Welcome to The CITE -- a blog on Course materials, Innovation, and Technology in Education, created by Mark Nelson and now part of the Publications Department of the National Association of College Stores. CITE is a pun with multiple meanings - referring to cite as in citation, something people reference; site as in location, website, or place people go to; and sight as in foresight or looking ahead to what is coming. Comments, discussion, feedback and ideas are welcome.

Tuesday, May 29, 2012

Debating the Right Price for E-Books

There’s clearly a cost associated with producing an e-book, but does anyone, other than publishers, really care?

Author Chuck Wendig makes that case on his blog, terribleminds, while Matthew Ingram said e-book costs don’t matter in GigaOm and Mike Masnick wrote that nobody cares about the “fixed costs of books, movies, whatever” in his TechDirt blog. It’s not hard to see their point, considering Amazon’s aggressive e-book pricing policies, coupled with the assumption many consumers have that publishers have cut their manufacturing and distribution costs yet are still trying to keep e-book prices near that of a printed book.

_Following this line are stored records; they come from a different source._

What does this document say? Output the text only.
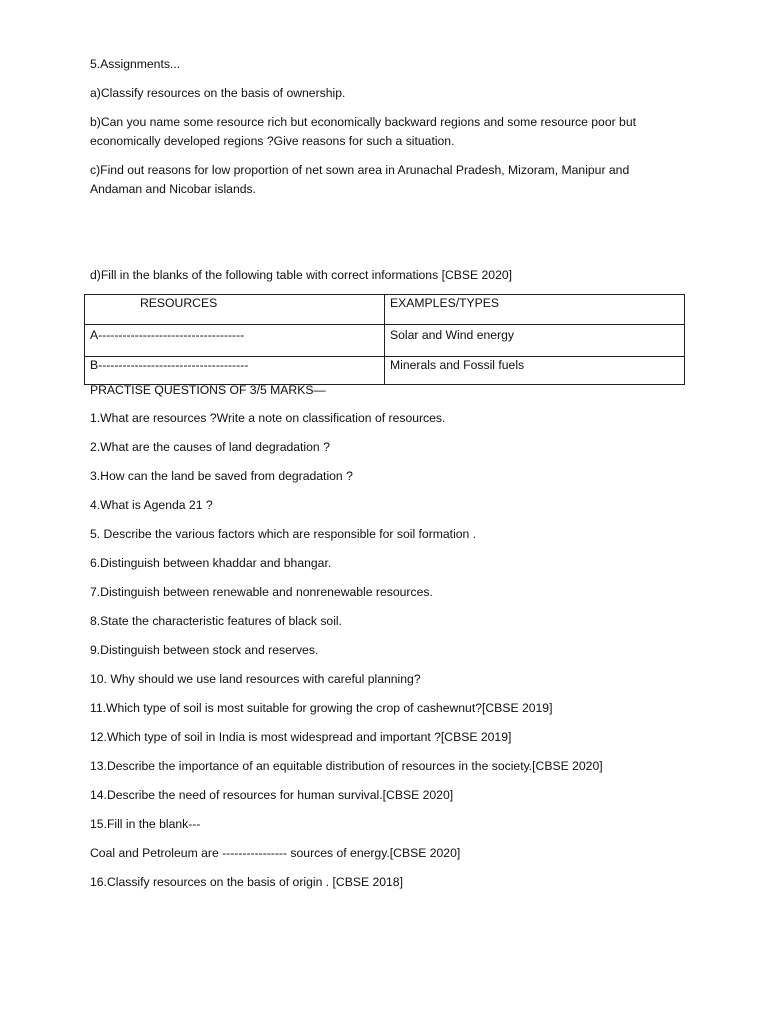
5.Assignments...
a)Classify resources on the basis of ownership.
b)Can you name some resource rich but economically backward regions and some resource poor but
economically developed regions ?Give reasons for such a situation.
c)Find out reasons for low proportion of net sown area in Arunachal Pradesh, Mizoram, Manipur and
Andaman and Nicobar islands.
d)Fill in the blanks of the following table with correct informations [CBSE 2020]
RESOURCES	EXAMPLES/TYPES
A------------------------------------	Solar and Wind energy
B-------------------------------------	Minerals and Fossil fuels
PRACTISE QUESTIONS OF 3/5 MARKS—
1.What are resources ?Write a note on classification of resources.
2.What are the causes of land degradation ?
3.How can the land be saved from degradation ?
4.What is Agenda 21 ?
5. Describe the various factors which are responsible for soil formation .
6.Distinguish between khaddar and bhangar.
7.Distinguish between renewable and nonrenewable resources.
8.State the characteristic features of black soil.
9.Distinguish between stock and reserves.
10. Why should we use land resources with careful planning?
11.Which type of soil is most suitable for growing the crop of cashewnut?[CBSE 2019]
12.Which type of soil in India is most widespread and important ?[CBSE 2019]
13.Describe the importance of an equitable distribution of resources in the society.[CBSE 2020]
14.Describe the need of resources for human survival.[CBSE 2020]
15.Fill in the blank---
Coal and Petroleum are ---------------- sources of energy.[CBSE 2020]
16.Classify resources on the basis of origin . [CBSE 2018]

But there are real costs of publishing that can’t be brushed aside so easily, according to Ryan Chittum, deputy editor of the business section in the Columbia Journalism Review. It’s a balancing act between paying expenses and offering a price consumers are willing to pay.

“In reality, as in theory, the market for books is only so big—we only have so much time—so a 99-cent price point might move a lot of units, but not enough to justify the cost of production,” Chittum wrote. “Obviously, a $50 price point would crush sales and also bring in much less revenue overall.”

The thing is, e-book pricing really isn’t different from any other pricing strategy. Consumers always look for the best price and a good value. It’s up to the publishing industry to find a way to deliver that value and make money at the same time.